Onze Poemas de Manuel da Fonseca musicadas por Paulo Ribeiro, constituem o fio condutor do espectáculo como "Vagabundo", "Maria campaniça", "Caminhos do Alentejo".

Aqui ficam alguns exemplos com que o Paulo e os seus companheiros de palco nos deliciaram...


As balas

Dá o Outono as uvas e o vinho
Dos olivais o azeite nos é dado
Dá a cama e a mesa o verde pinho
As balas dão o sangue derramado


Dá a chuva o Inverno criador
As sementes da sulcos o arado
No lar a lenha em chama dá calor
As balas dão o sangue derramado


Dá a Primavera o campo colorido
Glória e coroa do mundo renovado
Aos corações dá amor renascido
As balas dão o sangue derramado


Dá o Sol as searas pelo Verão
O fermento ao trigo amassado
No esbraseado forno dá o pão
As balas dão o sangue derramado


Dá cada dia ao homem novo alento
De conquistar o bem que lhe é negado
Dá a conquista um puro sentimento
As balas dão o sangue derramado


Do meditar, concluir, ir e fazer
Dá sobre o mundo o homem atirado
À paz de um mundo novo de viver
As balas dão o sangue derramado


Dá a certeza o querer e o concluir
O que tanto nos nega o ódio armado
Que a vida construir é destruir
Balas que o sangue derramado


Que as balas só dão sangue derramado
Só roubo e fome e sangue derramado
Só ruína e peste e sangue derramado
Só crime e morte e sangue derramado.


Tu e eu meu Amor

Tu e Eu Meu Amor
Tu e eu meu amor
meu amor eu e tu
que o amor meu amor
é o nu contra o nu.


Nua a mão que segura
outra mão que lhe é dada
nua a suave ternura
na face apaixonada
nua a estrela mais pura
nos olhos da amada
nua a ânsia insegura
de uma boca beijada.


Tu e eu meu amor
meu amor eu e tu
que o amor meu amor
é o nu contra o nu.


Nu o riso e o prazer
como é nua a sentida
lágrima de não ver
na face dolorida
nu o corpo do ser
na hora prometida
meu amor que ao nascer
nus viemos à vida.


Tu e eu meu amor
meu amor eu e tu
que o amor meu amor
é o nu contra o nu.


Nua nua a verdade
tão forte no criar
adulta humanidade
nu o querer e o lutar
dia a dia pelo que há-de
os homens libertar
amor que a eternidade
é ser livre e amar.


Tu e eu meu amor
meu amor eu e tu
que o amor meu amor
é o nu contra o nu.

Um comentário:

Ezul disse...

Ao ler este texto, apetece-me perguntar se a obra de Manuel da Fonseca será conhecida como merece pelas gerações mais novas e o que se poderá fazer para sua divulgação.
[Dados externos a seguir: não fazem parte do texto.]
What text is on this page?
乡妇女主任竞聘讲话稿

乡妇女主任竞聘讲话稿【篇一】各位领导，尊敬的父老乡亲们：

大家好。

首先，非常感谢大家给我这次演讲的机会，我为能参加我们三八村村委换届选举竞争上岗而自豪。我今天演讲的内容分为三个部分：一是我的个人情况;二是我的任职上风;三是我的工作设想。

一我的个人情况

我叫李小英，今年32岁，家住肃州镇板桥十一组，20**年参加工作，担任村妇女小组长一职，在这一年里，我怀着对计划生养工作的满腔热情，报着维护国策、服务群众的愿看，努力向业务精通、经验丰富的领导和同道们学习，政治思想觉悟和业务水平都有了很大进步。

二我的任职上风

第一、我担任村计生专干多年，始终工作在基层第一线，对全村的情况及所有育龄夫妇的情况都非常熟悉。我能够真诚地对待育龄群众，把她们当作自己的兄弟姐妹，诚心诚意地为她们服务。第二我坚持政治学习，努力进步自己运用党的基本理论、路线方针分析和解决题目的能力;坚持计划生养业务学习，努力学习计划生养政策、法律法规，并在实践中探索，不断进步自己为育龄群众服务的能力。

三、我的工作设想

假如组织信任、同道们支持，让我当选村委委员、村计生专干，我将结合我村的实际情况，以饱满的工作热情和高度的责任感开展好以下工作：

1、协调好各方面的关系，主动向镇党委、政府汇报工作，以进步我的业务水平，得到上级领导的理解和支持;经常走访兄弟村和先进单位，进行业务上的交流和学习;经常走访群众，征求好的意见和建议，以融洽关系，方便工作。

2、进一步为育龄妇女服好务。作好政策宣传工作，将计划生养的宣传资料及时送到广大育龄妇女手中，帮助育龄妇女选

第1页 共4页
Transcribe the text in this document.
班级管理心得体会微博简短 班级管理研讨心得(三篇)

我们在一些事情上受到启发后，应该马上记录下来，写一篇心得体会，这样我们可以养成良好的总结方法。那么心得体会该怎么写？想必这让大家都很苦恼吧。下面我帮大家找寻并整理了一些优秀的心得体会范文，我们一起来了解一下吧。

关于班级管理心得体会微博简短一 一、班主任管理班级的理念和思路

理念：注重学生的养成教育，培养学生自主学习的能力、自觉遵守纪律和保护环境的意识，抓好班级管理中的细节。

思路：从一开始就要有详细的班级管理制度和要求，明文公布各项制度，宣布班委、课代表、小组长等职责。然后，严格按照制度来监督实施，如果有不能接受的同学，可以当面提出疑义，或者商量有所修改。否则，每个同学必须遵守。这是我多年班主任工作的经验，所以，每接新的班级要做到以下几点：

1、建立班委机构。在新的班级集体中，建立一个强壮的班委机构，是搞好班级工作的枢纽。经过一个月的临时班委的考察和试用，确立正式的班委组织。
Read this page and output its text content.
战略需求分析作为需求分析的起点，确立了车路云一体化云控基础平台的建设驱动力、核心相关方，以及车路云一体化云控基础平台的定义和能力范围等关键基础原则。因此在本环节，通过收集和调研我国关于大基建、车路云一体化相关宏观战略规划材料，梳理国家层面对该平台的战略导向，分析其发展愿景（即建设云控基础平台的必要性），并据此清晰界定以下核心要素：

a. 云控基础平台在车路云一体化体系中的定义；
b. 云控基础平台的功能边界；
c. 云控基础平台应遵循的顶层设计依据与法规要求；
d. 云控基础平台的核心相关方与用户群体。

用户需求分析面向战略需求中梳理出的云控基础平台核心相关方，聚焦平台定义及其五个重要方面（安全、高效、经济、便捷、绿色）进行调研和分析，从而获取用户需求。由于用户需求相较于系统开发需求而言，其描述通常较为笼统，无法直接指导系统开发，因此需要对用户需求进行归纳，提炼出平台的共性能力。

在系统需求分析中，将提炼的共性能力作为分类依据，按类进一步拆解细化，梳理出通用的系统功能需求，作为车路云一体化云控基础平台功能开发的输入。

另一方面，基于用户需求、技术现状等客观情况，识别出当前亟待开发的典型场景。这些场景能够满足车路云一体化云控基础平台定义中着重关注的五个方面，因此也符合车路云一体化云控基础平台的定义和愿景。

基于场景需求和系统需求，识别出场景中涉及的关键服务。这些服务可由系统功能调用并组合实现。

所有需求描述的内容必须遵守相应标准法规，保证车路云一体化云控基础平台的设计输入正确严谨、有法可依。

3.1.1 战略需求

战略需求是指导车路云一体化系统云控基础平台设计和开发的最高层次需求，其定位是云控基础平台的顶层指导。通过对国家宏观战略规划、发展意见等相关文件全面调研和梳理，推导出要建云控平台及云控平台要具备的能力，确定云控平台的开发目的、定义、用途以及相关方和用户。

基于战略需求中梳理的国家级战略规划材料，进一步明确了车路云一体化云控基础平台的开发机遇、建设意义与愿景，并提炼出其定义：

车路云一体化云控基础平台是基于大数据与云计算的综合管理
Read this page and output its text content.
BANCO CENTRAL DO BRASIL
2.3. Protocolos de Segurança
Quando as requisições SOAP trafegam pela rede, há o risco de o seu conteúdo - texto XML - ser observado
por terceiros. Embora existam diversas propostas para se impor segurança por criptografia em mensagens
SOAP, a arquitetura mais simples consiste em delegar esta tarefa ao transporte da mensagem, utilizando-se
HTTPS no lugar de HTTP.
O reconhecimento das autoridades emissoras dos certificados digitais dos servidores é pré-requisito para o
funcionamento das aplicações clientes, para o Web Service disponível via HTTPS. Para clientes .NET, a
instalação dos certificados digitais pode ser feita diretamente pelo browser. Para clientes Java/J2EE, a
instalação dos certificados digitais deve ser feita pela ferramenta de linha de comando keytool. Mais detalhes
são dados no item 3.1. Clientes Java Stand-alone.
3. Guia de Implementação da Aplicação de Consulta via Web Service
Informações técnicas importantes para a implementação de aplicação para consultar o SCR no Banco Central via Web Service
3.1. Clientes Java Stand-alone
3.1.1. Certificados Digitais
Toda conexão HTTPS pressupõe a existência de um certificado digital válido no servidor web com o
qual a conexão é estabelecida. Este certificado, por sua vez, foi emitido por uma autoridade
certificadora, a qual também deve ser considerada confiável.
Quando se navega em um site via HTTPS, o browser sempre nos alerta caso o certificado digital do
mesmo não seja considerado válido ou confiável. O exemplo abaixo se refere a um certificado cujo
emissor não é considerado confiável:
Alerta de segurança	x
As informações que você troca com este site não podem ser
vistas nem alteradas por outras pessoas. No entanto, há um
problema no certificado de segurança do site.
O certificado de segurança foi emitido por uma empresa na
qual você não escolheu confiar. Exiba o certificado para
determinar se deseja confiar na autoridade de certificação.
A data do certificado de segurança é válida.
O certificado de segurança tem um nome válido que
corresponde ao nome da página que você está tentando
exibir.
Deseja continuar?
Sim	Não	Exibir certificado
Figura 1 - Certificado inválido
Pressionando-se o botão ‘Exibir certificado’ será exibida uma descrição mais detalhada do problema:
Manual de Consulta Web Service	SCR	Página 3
Este espectáculo será um bom exemplo do que se pode fazer mas interrogo-me sobre a edição das suas obras, já que, no ano passado, estando uma das suas obras recomendadas nas listas do PNL, se verificou que seria difícil encontrar no mercado os exemplares suficientes para a acividade pretendida.